Un coût qui peut grimper aujourd'hui jusqu'à une centaine d'euros par mètre carré. Gabriel s'est renseigné pour son poulailler dont le toit s'est effondré il y a quelques années : "Ça coûte autant de le démolir totalement que de mettre un toit neuf", explique-t-il. "Les débris sont là, à l'intérieur, je ne vais pas dépenser autant pour un bâtiment dont je me sers plus. Évidemment, ça ne fait pas beau à voir". Un coût impossible à assumer vu le faible niveau des pensions de retraite.

Une solution financière de l'État ?

Heureusement, Gabriel a un fils, qui, quand il est parti à la retraite, a repris et entretient une partie des bâtiments de l'exploitation. Mais pas son voisin : "Il est seul, il n'a pas de succession, il m'a dit que toutes les toitures avaient commencé à s'écrouler, et qu'il allait les laisser en l'état. Il ne va quand même pas mettre son argent là-dedans !"

Alors bien sûr, il reste une solution radicale, évidemment interdite. "Certains font un trou et mettent tout dedans", confie Gabriel, "mais je ne vais pas leur reprocher ! On a payé pour mettre en place ces bâtiments, et aujourd'hui qu'on découvre que ce matériau n'est pas bon, il faudrait encore payer pour l'éliminer, ce n'est pas normal".

Une des possibilités serait que l'État prenne à sa charge le coût de ces démantèlements.
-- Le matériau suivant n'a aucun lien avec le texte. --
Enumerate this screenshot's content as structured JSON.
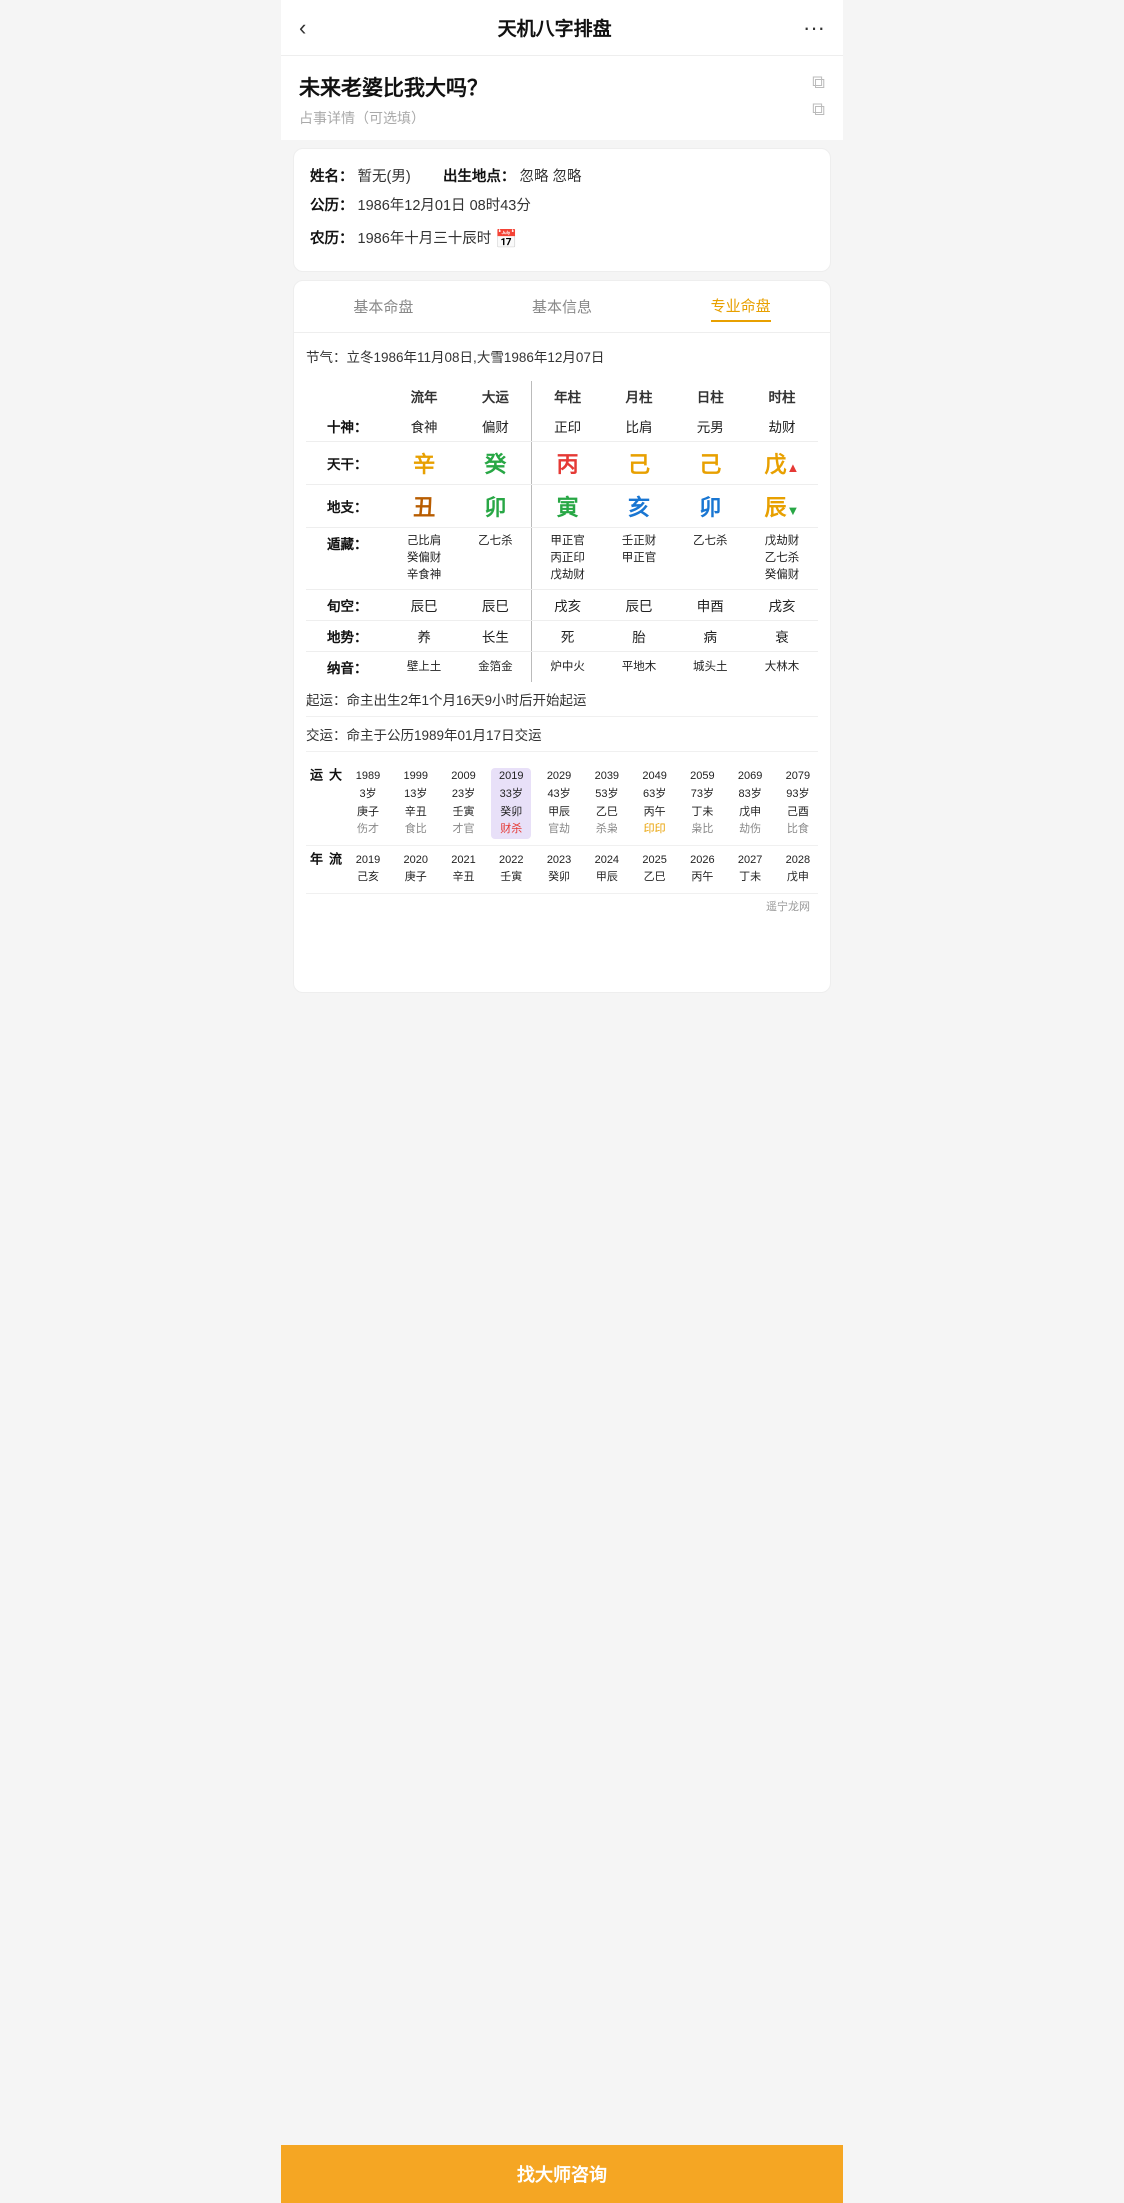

En 2014, Gérard Le Cam, le maire de Plénée-Jugon, dans les Côtes-d'Armor, alors sénateur, l'avait suggéré dans une question écrite au ministre de l'agriculture, Stéphane Le Foll. "Je crois que je n'ai jamais eu de réponse", explique aujourd'hui l'élu communiste. "C'est regrettable, vu la quantité d'élevages en Bretagne. Soit certains enterrent tout à la pelleteuse, soit les bâtiments restent dans les ronces et les orties... Ce n'est pas une solution. Il faut que le problème soit traité d'une part au moment des transmissions ou des regroupements d'exploitation par les agriculteurs, et de l'autre qu'il y ait une aide de l'État, sinon ça ne se fera pas".
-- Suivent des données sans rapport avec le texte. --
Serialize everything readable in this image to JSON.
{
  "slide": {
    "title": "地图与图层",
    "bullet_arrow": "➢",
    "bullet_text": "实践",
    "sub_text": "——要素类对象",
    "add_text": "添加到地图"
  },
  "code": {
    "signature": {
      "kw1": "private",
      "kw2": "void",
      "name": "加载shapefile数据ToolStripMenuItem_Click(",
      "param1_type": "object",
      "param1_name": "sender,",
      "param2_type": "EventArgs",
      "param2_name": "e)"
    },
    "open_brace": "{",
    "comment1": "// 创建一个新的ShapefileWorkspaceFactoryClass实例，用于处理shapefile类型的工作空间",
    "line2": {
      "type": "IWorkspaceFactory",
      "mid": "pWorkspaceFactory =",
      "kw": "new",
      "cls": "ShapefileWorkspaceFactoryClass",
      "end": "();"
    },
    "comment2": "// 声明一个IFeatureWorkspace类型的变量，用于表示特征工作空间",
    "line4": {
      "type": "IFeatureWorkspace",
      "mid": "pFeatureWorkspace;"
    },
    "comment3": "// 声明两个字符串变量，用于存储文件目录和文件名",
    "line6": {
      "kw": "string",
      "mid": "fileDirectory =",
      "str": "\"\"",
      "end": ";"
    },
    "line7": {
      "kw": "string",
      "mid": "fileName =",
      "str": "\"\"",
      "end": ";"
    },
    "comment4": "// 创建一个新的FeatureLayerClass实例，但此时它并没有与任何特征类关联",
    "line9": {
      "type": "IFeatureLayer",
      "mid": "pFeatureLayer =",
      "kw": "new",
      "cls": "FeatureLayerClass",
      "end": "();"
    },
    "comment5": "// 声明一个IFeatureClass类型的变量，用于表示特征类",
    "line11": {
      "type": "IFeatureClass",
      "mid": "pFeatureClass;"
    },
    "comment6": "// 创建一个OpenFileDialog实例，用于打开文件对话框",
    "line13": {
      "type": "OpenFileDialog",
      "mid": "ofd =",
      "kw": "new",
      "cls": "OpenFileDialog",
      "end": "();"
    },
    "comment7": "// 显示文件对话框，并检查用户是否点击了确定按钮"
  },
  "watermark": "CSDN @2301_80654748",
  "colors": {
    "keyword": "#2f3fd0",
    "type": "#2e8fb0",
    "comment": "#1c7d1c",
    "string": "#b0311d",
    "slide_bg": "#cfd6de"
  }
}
Une quinzaine de dossiers à l'ADDEVA 22 et 29

À ce scandale économique et environnemental vient s'ajouter, moins connu et visible, un scandale sanitaire. "Aujourd'hui, nous avons une quinzaine de dossiers de salariés agricoles qui ont été contaminés par l'amiante dans le cadre de leur travail. Mais nous sommes face à une profession très discrète, _le nombre de cas pourrait être en réalité bien plus élevé__"_, détaille Gérard Fréchou, le président de l'ADDEVA du Finistère et des Côtes d'Armor (Association départementale de défense des victimes de l'amiante). "Ce sont des personnes qui ont utilisé ce matériau lors de la construction ou des modifications ultérieures, en perçant ou en tronçonnant les plaques de fibrociment par exemple". 

Mais il explique que le risque est encore présent. "A priori, quand elles sont bien entretenues, ces plaques ne présentent pas de danger. Mais quand elles sont usées, leur dégradation peut disséminer les particules d'amiante, ou un exploitant peut décider de réutiliser le bout de plaque qui n'est pas abîmé, en la manipulant sans prendre les précautions nécessaires".